Written by Prianna Ahsan and Scott Nyberg.
Around the world, companies must satisfy global compliance regulations or face pricey fines, where failure to comply results in 2.71 higher costs than the cost to comply. For example, Fortune 500 companies are projected to lose $8 billion per year as a result of GDPR non-compliance.
In response, Salesforce created Hyperforce, a cloud-based platform that enables Salesforce to rapidly scale its infrastructures for customers. Providing a consistent infrastructure for Salesforce-owned products and services, Hyperforce ensures adherence to global compliance requirements and regulations — removing barriers to customer consumption. For example, Hyperforce supports integration and seamless global adoption of Salesforce product suites, including the MuleSoft Anypoint Platform, a unified integration system for connecting applications, data, and devices.
Featuring countless customers and the largest cloud infrastructure footprint within Salesforce, MuleSoft is currently building its platform within new Hyperforce environments. This process forms the foundation — an onboarding template — paving the way for other Salesforce products’ platform migration.
However, the team cannot solely focus on onboarding — they must tackle two tasks simultaneously: Customers want new features, but building out new environments can be a costly exercise that delays feature development.
How does the MuleSoft team solve this tough tradeoff problem? They amortize the cost of subsequent environment builds by harnessing the power of automation. Automated Environment Builds (AEBs) ensure repeatable and replicable deployments across multiple regions — radically reducing the team’s workload.
Here is a closer look into how the MuleSoft team leverages AEB to easily replicate the onboarding process…
What is Automated Environment Build?
Standing up services in a new datacenter within a new geographic locale traditionally involves a multi-month effort of teams manually experimenting how to best deploy their software while unscrambling obfuscated service dependencies.
What does this mean for the MuleSoft team? They must deliver layers of core foundational infrastructure services in the correct topological order — a complex process — before serving app traffic. These services include:
- The ability to transmit packets: Machine A must be able to communicate with Machine B
- Network infrastructure
- Authenticated connections for identity / access management
- Load balancing
- Ingress gateways capable of monitoring authenticated and unauthenticated traffic, which prevents unauthorized individuals from accessing public APIs
Ultimately, time is the enemy for MuleSoft developers: The longer it takes to for them to build a region, the more changes they must grapple with because these services do not live in a vacuum — they evolve over time as the MuleSoft team innovates on a day-to-day basis, adjusting the architecture and adding features that customers want.
Consequently, new features require the team to take on new dependencies, which must be continuously reflected in the topological ordering; or the team may encounter a new issue because it was not tested in a region build scenario.
That is just the beginning. The MuleSoft team must also deploy more services, which requires a continuous deployment infrastructure. What does that look like? Their build infrastructure needs to replicate their deployment artifacts into particular regions. How do they get there from here? Enter AEB.

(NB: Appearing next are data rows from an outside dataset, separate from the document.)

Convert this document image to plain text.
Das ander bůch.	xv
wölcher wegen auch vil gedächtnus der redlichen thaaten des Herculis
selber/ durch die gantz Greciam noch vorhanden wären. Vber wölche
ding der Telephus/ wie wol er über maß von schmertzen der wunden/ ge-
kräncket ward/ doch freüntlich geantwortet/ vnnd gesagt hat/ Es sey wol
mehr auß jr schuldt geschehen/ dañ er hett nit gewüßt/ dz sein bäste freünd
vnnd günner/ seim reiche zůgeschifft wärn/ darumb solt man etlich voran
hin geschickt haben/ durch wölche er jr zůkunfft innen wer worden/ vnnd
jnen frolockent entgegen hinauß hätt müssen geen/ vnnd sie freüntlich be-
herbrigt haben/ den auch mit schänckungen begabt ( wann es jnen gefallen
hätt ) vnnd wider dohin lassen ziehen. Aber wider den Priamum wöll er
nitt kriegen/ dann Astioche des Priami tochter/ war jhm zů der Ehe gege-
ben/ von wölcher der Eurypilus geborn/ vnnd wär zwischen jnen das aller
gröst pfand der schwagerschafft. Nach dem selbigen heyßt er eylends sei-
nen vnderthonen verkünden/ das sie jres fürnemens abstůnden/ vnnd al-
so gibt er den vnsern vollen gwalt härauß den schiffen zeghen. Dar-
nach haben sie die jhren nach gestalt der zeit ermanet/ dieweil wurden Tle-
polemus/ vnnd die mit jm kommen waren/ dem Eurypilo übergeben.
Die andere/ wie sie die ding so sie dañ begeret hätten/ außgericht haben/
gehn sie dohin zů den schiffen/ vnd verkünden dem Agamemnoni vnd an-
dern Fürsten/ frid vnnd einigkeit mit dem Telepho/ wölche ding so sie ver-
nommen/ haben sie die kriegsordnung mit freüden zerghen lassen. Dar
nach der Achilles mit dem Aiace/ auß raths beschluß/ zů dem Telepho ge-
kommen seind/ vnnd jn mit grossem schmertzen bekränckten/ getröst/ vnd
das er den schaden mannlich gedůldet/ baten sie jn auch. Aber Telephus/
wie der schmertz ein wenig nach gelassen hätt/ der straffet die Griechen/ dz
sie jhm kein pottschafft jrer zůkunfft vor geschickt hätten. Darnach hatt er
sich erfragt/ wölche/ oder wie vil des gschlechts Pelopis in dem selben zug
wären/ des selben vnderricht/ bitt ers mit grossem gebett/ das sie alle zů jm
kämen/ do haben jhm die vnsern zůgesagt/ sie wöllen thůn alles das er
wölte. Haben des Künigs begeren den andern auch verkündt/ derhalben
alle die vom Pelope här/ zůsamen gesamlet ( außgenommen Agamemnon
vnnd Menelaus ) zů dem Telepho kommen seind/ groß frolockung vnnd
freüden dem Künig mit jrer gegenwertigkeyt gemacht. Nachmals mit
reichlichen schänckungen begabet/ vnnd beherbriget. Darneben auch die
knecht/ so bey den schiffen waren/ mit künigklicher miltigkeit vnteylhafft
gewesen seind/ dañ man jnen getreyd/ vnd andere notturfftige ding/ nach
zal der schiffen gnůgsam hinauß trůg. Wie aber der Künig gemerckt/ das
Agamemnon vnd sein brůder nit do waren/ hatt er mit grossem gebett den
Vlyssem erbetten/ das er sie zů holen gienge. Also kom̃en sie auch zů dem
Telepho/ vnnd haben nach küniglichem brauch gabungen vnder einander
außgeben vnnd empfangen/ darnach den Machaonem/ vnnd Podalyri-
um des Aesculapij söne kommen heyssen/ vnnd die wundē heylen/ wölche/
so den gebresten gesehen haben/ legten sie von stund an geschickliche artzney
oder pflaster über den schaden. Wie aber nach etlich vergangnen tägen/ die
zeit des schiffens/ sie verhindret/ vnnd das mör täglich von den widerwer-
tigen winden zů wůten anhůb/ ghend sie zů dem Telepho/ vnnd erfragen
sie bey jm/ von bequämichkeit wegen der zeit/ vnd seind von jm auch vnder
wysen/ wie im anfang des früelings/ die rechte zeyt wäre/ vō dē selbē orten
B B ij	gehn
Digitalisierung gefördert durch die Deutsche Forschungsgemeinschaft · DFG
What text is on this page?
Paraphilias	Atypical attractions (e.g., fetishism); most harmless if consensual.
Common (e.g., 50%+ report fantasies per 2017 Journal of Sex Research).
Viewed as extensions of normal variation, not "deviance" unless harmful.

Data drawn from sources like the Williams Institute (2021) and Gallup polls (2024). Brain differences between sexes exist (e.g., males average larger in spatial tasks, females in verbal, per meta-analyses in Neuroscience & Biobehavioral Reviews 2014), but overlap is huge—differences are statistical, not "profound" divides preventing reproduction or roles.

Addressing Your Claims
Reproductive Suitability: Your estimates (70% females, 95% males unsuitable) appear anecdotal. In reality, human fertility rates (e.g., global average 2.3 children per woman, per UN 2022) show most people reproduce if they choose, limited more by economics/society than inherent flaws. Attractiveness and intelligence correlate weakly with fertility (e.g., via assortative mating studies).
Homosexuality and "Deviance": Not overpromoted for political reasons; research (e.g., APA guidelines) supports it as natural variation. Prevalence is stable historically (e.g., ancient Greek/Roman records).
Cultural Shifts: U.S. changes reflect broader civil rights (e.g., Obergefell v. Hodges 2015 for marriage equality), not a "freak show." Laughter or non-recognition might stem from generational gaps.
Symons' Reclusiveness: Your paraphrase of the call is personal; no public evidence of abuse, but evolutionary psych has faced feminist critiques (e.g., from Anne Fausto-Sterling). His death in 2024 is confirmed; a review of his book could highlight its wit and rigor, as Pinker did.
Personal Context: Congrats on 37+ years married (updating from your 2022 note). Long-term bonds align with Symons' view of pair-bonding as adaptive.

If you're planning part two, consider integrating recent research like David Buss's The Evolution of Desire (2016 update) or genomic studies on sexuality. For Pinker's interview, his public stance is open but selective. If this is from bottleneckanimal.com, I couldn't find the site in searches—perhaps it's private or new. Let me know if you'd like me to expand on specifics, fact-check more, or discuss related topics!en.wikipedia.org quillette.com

AEB enables a topological ordering of every required service — empowering developers to execute and orchestrate the topological ordering programmatically.
For example, if a developer needs services A, B, C, D, and E to execute before service F, an AEB should guarantee that A, B, C D E exists prior to service F. This allows every service downstream to have its dependencies already up and running before it executes.
What is the endgame after AEB executes all the services? MuleSoft goes live within that region and the team executes “game day” performance exercises before opening up the region to production traffic and serving customers.
How does the MuleSoft team collaborate with the Hyperforce team?
The MuleSoft team maintains its own mature integration and delivery framework that contains necessary business logic to deploy its services in a specific topological order. As the team migrates to a new region, they share this information with the Hyperforce team, empowering them to incorporate it within their orchestration framework and extend their infrastructure to support MuleSoft’s use case requirements — explicitly codified within a CI/CD platform.
A look at MuleSoft’s CI/CD integration with Hyperforce. The two teams closely collaborated to design an effective solution that efficiently onboards MuleSoft onto Hyperforce.
Diving deeper, the collaboration process is about translating MuleSoft’s requirements into a set of plug-ins and extensions called add-ons. Others are translated into additional API endpoints for foundation services. Ultimately, the process for the MuleSoft team focuses on just separating out those things, asking questions ranging from “how can we employ the existing extension mechanisms to serve our use cases?” to “what are things that we actually just need new mechanisms for?”
This process is simpler than you might imagine. The MuleSoft team informs the Hyperforce team, “Here’s what we are doing and here is what we need.” The Hyperforce team typically responds, “Well, here is what we have.” Following that, the two teams meet in a room to white board, discuss requirements, and study code. Lastly, both teams write up abbreviated experimental implementations and try them out, using the data to iterate further. Hyperforce teams also write proof of concepts, sharing them with the MuleSoft team.
And best of all, closely collaborating with the Hyperforce team empowers the MuleSoft team to avoid pausing feature development — continuing to deliver world-class value to their customers while reliably and regularly building out new Hyperforce environments.